Tera mendengus pelan. "Gue udah nyerah Ratu, semua selesai. Gak ada lagi yang perlu gue perjuangin!"

"Lo masih cinta ama Alfa, Ra!"

Tera menghentikan langkahnya. Ia berbalik menatap Ratu yang berada tepat di sampingnya. "Percuma Ratu, emang Alfa bakal cinta sama gue kalo gue berjuang lagi? Nggak kan? Terus apa gunanya gue berjuang lagi, Ratu?" pungkas Tera.

Ratu terdiam.

"Lo bingung kan?"

"Ra, bukan gitu maksud gue! Gue cuma ..."

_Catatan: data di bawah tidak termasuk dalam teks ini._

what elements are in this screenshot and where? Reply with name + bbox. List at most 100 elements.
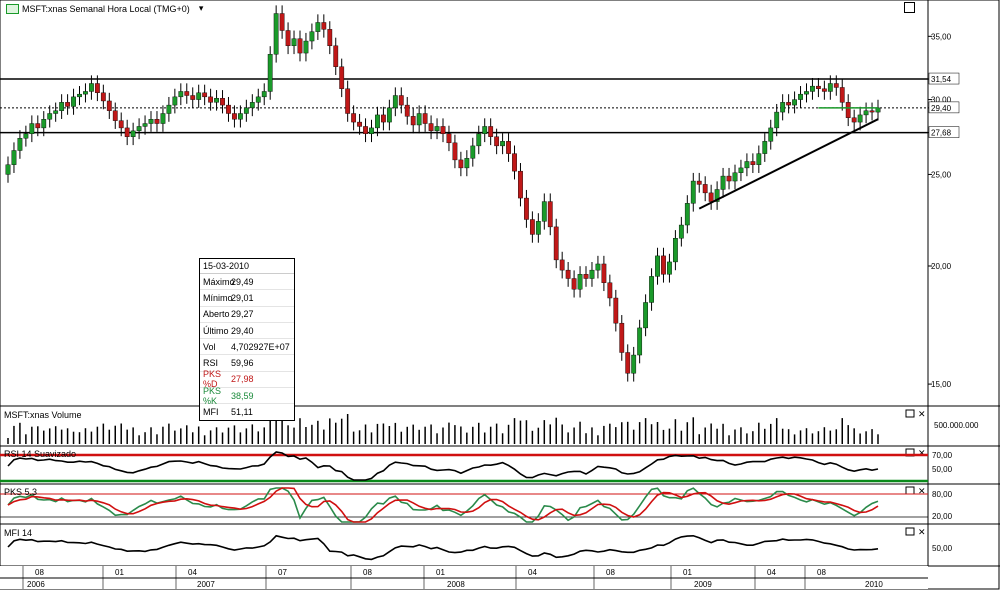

"Lo cuma gak tega liat gue yang cuma bisa natep Alfa dan gak berani deketin dia lagi? Iya kan?" Tera berkata dengan nada yang sedikit meninggi.

Ratu terdiam.

Mata Tera berkaca-kaca. "Jujur Ratu, gue emang masih cinta ama dia. Tapi apa rasa cinta gue ke dia, bisa buat dia cinta ama gue juga? Apa Alfa juga bisa ..." Tera mengigit bibir bawahnya.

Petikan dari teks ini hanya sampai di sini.